Consider the identification of vehicles from their IR emissions. Engines that burn gasoline or diesel fuels emit specific compounds in their exhaust gases. Among these compounds are CO2, CO, H2O, various oxides of nitrogen and sulfur (NOx and SOx, respectively), and hydrocarbons such as methane. “As a result, the infrared emission spectra of the heated tailpipe gases coming out of vehicles such as trucks, cars or aircraft can by themselves act as a signature specific to a vehicle type,” explained Zhenyun Qian, who has been working with Rinaldi and other research team members on the N-ZERO program.

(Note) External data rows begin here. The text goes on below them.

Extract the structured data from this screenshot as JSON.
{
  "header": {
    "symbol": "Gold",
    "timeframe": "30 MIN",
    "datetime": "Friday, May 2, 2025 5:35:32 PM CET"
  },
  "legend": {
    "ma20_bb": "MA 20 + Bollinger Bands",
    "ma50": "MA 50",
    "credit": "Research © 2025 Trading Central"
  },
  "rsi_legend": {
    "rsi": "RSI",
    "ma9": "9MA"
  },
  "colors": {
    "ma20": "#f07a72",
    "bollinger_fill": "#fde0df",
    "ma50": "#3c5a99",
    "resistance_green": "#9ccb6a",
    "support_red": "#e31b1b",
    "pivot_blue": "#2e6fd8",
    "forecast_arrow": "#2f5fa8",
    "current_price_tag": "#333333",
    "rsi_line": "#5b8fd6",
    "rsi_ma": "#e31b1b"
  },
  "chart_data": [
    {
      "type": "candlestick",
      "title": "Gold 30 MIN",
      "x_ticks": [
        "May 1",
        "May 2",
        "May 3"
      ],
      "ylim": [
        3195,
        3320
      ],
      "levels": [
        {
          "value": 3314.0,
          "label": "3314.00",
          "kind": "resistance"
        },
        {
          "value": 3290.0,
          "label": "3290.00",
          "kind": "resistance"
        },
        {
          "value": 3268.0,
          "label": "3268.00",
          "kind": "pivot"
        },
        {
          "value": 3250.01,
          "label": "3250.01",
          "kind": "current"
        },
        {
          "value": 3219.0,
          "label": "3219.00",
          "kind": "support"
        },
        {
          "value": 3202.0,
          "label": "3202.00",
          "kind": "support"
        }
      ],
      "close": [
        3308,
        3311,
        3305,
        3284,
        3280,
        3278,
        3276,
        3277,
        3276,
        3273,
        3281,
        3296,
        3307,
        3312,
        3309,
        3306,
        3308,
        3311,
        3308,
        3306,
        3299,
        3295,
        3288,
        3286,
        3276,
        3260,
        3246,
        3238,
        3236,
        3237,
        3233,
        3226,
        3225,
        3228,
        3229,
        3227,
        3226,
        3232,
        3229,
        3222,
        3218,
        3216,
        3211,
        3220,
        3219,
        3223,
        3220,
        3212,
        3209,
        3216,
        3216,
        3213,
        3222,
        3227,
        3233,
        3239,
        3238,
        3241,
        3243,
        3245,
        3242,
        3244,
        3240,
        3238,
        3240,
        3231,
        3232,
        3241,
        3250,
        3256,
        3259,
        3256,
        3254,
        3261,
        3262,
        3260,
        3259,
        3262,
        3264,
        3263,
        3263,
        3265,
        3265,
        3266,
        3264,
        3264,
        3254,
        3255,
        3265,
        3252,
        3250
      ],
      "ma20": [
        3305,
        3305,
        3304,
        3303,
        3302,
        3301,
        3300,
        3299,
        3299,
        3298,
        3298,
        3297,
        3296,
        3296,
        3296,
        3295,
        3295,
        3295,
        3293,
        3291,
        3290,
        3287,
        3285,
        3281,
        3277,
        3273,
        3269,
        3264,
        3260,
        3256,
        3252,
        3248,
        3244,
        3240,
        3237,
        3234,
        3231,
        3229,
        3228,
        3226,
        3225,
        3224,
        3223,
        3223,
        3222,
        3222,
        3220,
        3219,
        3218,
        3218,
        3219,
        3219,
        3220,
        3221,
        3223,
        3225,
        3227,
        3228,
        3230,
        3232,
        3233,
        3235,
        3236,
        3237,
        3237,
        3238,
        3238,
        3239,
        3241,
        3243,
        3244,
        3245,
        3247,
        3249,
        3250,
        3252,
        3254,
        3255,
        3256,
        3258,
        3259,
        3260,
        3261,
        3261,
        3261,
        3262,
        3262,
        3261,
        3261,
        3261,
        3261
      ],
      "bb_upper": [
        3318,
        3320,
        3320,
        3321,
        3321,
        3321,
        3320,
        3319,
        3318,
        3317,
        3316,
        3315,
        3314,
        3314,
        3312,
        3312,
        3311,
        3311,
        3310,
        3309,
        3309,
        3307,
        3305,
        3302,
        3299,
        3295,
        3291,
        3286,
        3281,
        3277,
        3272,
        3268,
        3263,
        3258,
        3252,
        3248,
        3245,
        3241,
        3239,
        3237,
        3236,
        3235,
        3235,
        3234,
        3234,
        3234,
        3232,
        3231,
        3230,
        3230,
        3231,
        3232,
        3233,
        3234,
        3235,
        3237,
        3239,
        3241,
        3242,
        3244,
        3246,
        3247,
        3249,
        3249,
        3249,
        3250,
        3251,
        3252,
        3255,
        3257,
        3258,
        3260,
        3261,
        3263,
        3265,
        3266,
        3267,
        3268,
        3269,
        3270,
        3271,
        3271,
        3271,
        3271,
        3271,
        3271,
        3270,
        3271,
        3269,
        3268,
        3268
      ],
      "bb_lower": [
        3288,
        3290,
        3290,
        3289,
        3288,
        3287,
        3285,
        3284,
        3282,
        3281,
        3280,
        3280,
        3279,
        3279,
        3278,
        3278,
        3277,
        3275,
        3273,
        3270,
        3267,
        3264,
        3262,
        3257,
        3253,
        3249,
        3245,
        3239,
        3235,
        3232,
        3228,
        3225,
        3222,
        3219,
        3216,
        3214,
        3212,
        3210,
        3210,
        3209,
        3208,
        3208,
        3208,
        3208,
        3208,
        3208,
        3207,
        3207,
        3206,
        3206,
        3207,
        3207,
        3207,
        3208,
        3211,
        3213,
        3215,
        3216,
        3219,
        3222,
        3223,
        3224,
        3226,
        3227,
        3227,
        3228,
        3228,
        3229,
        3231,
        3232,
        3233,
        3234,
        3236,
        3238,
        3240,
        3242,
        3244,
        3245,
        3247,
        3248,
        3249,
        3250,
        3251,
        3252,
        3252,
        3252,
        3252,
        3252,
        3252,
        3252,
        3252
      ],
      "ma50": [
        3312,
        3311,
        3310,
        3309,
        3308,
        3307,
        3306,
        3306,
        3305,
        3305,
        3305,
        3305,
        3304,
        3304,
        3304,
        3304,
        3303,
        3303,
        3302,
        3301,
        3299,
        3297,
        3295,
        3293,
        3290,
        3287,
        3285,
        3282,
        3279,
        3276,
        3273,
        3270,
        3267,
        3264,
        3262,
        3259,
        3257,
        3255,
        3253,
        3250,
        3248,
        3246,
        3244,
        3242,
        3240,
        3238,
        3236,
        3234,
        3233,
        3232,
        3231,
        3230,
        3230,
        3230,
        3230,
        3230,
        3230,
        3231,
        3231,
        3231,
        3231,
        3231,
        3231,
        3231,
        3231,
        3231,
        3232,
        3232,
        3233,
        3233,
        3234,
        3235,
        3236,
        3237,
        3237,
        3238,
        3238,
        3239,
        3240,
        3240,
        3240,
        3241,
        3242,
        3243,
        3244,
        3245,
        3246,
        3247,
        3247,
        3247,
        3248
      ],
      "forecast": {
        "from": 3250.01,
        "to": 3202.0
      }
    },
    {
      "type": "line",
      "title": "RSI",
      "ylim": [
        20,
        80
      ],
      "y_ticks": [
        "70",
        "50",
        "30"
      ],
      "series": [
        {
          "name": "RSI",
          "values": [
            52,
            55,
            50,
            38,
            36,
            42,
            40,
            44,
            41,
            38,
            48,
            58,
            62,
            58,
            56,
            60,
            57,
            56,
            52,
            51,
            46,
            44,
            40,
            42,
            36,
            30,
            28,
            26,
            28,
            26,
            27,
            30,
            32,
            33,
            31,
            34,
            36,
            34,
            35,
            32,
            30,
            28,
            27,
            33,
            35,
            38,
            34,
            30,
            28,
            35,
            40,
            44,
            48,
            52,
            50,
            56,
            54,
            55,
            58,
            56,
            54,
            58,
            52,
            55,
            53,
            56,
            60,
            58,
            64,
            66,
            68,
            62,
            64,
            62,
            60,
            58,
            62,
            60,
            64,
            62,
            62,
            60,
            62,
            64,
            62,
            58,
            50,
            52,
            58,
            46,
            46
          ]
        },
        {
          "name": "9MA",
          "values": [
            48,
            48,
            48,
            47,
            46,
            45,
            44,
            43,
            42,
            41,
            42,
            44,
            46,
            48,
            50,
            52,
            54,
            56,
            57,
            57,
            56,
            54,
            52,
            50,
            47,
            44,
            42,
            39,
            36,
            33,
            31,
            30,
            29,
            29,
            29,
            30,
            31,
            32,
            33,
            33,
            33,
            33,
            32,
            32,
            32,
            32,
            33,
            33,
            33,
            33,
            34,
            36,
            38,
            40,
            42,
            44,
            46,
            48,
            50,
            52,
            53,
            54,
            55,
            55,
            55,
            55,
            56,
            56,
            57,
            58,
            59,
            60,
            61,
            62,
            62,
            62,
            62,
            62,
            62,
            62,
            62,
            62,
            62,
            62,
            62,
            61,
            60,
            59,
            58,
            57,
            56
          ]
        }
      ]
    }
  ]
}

A primary goal of the N-ZERO program is to develop fundamental technologies that open the way to new and more capable sensor systems relevant to national security. The NU team points out in its Nature Nanotechnology paper that the same technology could become important over the coming years as the Internet of Things expands to include hundreds of billions of devices, ranging from cars, to appliances, to remotely deployed sensors. “The capability of consuming power only when useful information is present will result in nearly unlimited duration of operation for unattended sensors deployed to detect infrequent but time-critical events, with a groundbreaking impact on the proliferation of the Internet of Things,” the Northeastern researchers predict in their paper.


Structure of the PMP and working principle.

Abstract

State-of-the-art sensors use active electronics to detect and discriminate light, sound, vibration and other signals. They consume power constantly, even when there is no relevant data to be detected, which limits their lifetime and results in high costs of deployment and maintenance for unattended sensor networks. Here we propose a device concept that fundamentally breaks this paradigm—the sensors remain dormant with near-zero power consumption until awakened by a specific physical signature associated with an event of interest. In particular, we demonstrate infrared digitizing sensors that consist of plasmonically enhanced micromechanical photoswitches (PMPs) that selectively harvest the impinging electromagnetic energy in design-defined spectral bands of interest, and use it to create mechanically a conducting channel between two electrical contacts, without the need for any additional power source. Our zero-power digitizing sensor prototypes produce a digitized output bit (that is, a large and sharp off-to-on state transition with an on/off conductance ratio over one trillion and subthreshold slope over 9 dec nW–1) when exposed to infrared radiation in a specific narrow spectral band (∼900 nm bandwidth in the mid-infrared) with the intensity above a power threshold of only ∼500 nW, which is not achievable with any existing photoswitch technologies.